The court rejected Stolz’s assertion that the lower court should have applied California, not Nevada, law because the underlying lawsuit — in which Stolz was accused of not paying for the rights to the music his radio stations broadcasted — was filed in California and because Gordon & Rees is headquartered in the state.
Instead, the appeals court agreed with the law firm’s assertion that Nevada law applies because several of Stolz’s businesses are in the state, because his initial consultation was in the Las Vegas office of the firm with a Nevada bar-licensed attorney, and because it was in the state that the conduct Stolz takes issue with occurred.
The legal malpractice counterclaims stem from Stolz’s allegation that Gordon & Rees failed to disclose to him, in writing, that it represented his insurer and thus could not represent him in the lawsuit over his radio stations’ use of music if the insurer, Hartford, refused to assume his defense in the lawsuit, which it did. Instead, that information was conveyed verbally, according to court documents.

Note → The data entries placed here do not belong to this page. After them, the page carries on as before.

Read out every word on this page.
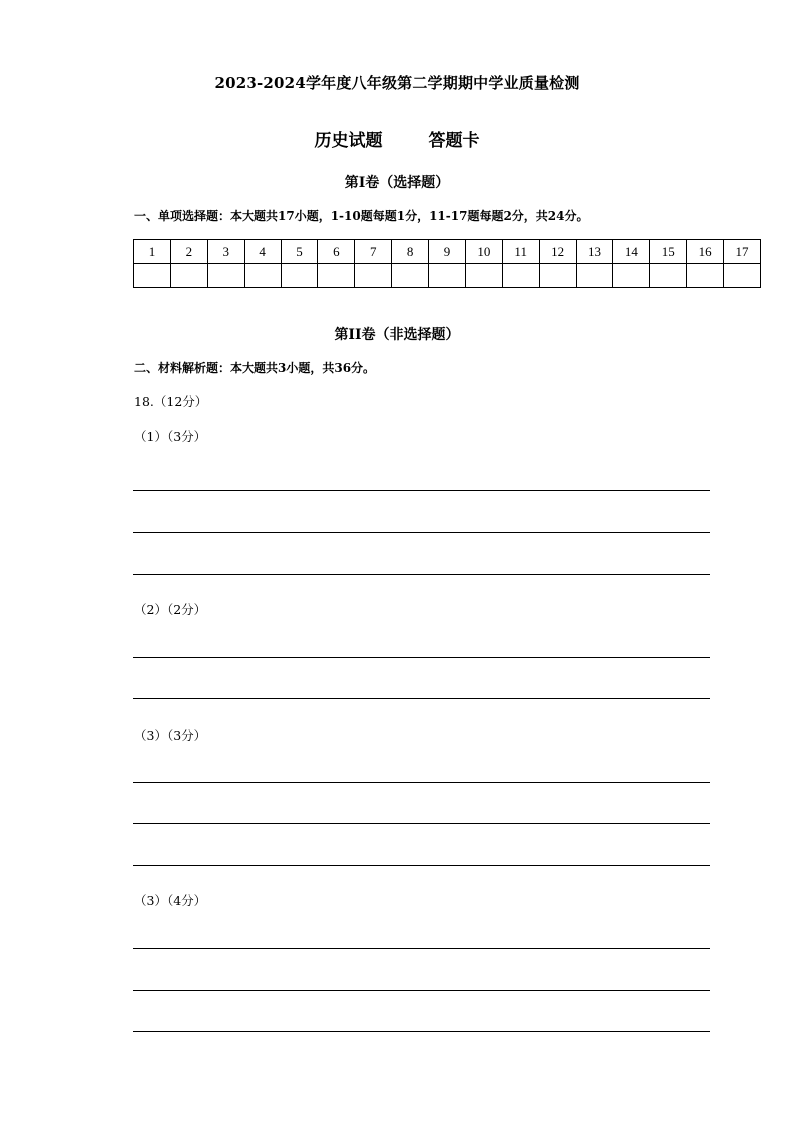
2023-2024学年度八年级第二学期期中学业质量检测
历史试题	答题卡
第I卷（选择题）
一、单项选择题：本大题共17小题，1-10题每题1分，11-17题每题2分，共24分。
1	2	3	4	5	6	7	8	9	10	11	12	13	14	15	16	17

第II卷（非选择题）
二、材料解析题：本大题共3小题，共36分。
18.（12分）
（1）（3分）
（2）（2分）
（3）（3分）
（3）（4分）
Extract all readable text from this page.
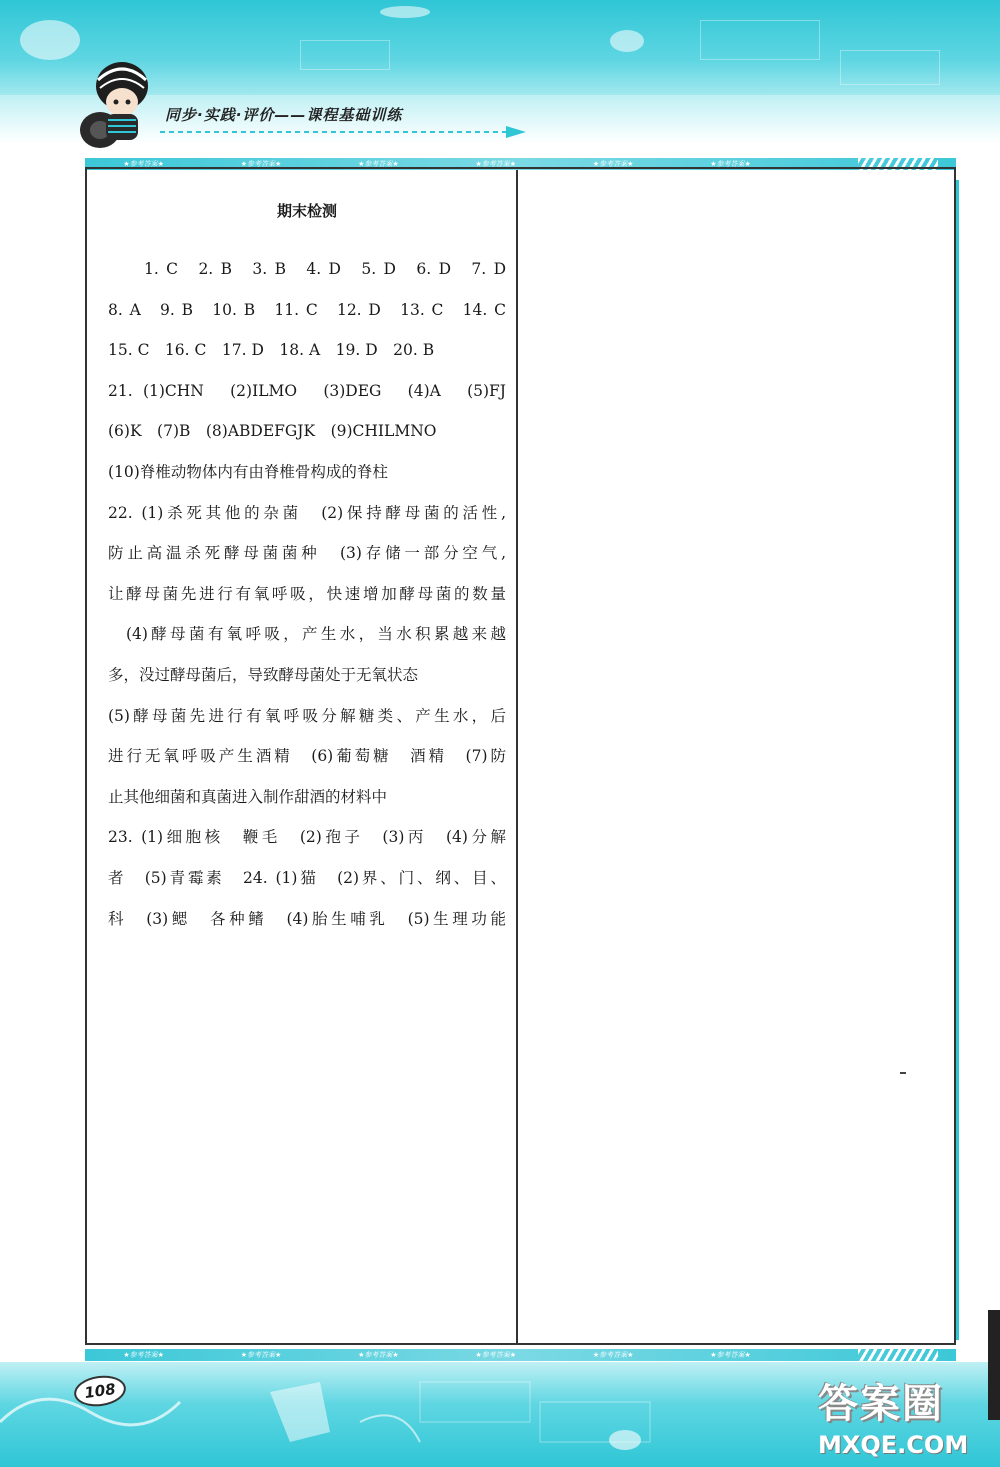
同步·实践·评价——课程基础训练
★参考答案★	★参考答案★	★参考答案★	★参考答案★	★参考答案★	★参考答案★
期末检测
1. C　2. B　3. B　4. D　5. D　6. D　7. D
8. A　9. B　10. B　11. C　12. D　13. C　14. C
15. C　16. C　17. D　18. A　19. D　20. B
21. (1)CHN　(2)ILMO　(3)DEG　(4)A　(5)FJ
(6)K　(7)B　(8)ABDEFGJK　(9)CHILMNO
(10)脊椎动物体内有由脊椎骨构成的脊柱
22. (1)杀死其他的杂菌　(2)保持酵母菌的活性,
防止高温杀死酵母菌菌种　(3)存储一部分空气,
让酵母菌先进行有氧呼吸，快速增加酵母菌的数量
(4)酵母菌有氧呼吸，产生水，当水积累越来越
多，没过酵母菌后，导致酵母菌处于无氧状态
(5)酵母菌先进行有氧呼吸分解糖类、产生水，后
进行无氧呼吸产生酒精　(6)葡萄糖　酒精　(7)防
止其他细菌和真菌进入制作甜酒的材料中
23. (1)细胞核　鞭毛　(2)孢子　(3)丙　(4)分解
者　(5)青霉素　24. (1)猫　(2)界、门、纲、目、
科　(3)鳃　各种鳍　(4)胎生哺乳　(5)生理功能
★参考答案★	★参考答案★	★参考答案★	★参考答案★	★参考答案★	★参考答案★
108	答案圈
MXQE.COM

“We conclude that the district court correctly applied Nevada law. The incident in question — whether Gordon & Rees should have disclosed the Hartford conflict in writing before representing Stolz — occurred in Nevada. The fee agreement, in fact, was signed by the managing partner in Gordon & Rees's Las Vegas office,” the high court’s opinion said. Additionally, the appeals court found that the lower court did the right thing when it awarded Gordon & Rees attorneys' fees and costs in the case, despite the fact that the law firm represented itself, something that is often a disqualifying factor for obtaining fees and costs in Nevada.

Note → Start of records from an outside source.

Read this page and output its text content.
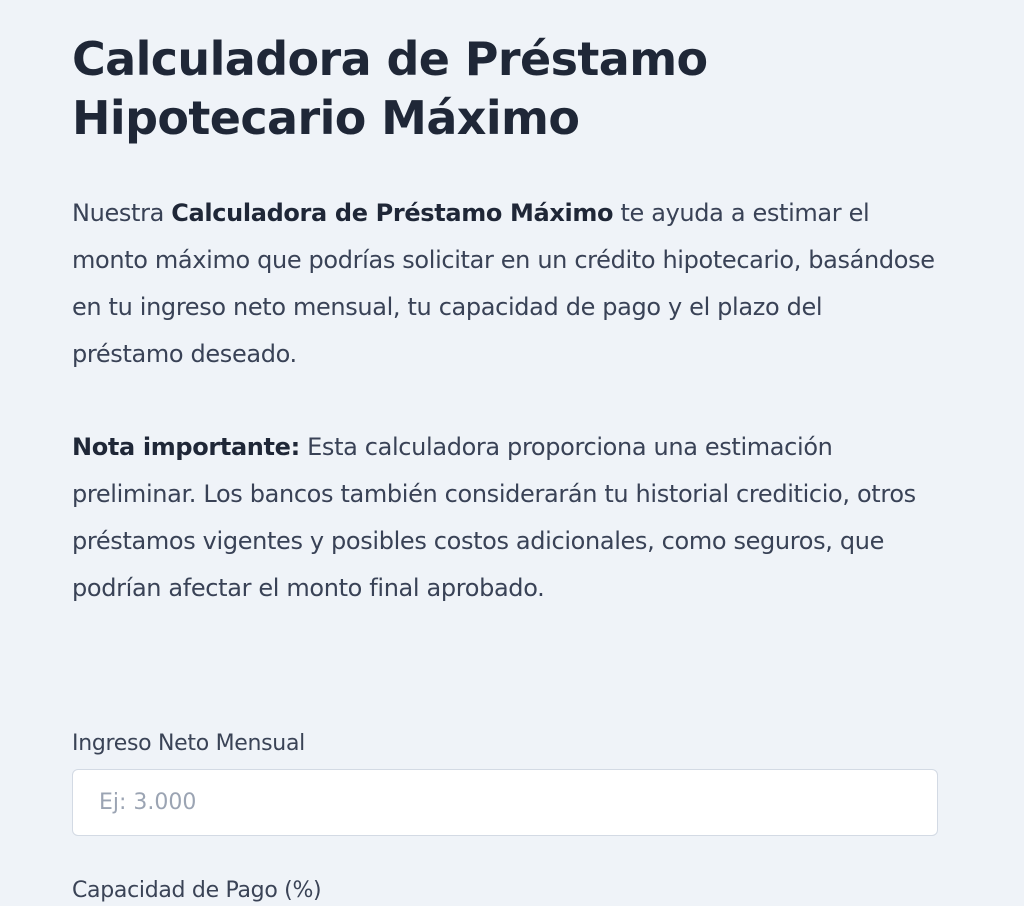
Calculadora de Préstamo Hipotecario Máximo

Nuestra Calculadora de Préstamo Máximo te ayuda a estimar el monto máximo que podrías solicitar en un crédito hipotecario, basándose en tu ingreso neto mensual, tu capacidad de pago y el plazo del préstamo deseado.

Nota importante: Esta calculadora proporciona una estimación preliminar. Los bancos también considerarán tu historial crediticio, otros préstamos vigentes y posibles costos adicionales, como seguros, que podrían afectar el monto final aprobado.

Ingreso Neto Mensual
Ej: 3.000
Capacidad de Pago (%)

The reason the court came to that conclusion is because Stolz signed a contract with the firm stating outright that Gordon & Rees could collect fees and costs if litigation were to occur over its representation of the business owner. “Here, the district court found that there was a contract between the Stolz companies and Gordon & Rees providing that Gordon & Rees could obtain attorney fees in the event there was a dispute to enforce the agreement. Thus, the district court awarded fees because Stolz agreed to pay those fees, even if Gordon & Rees was representing itself," the opinion said.
The cases are Royce International Broadcasting Corp. et al. v. Gordon & Rees LLP, case numbers 72148 and 74272, in the Supreme Court of the State of Nevada.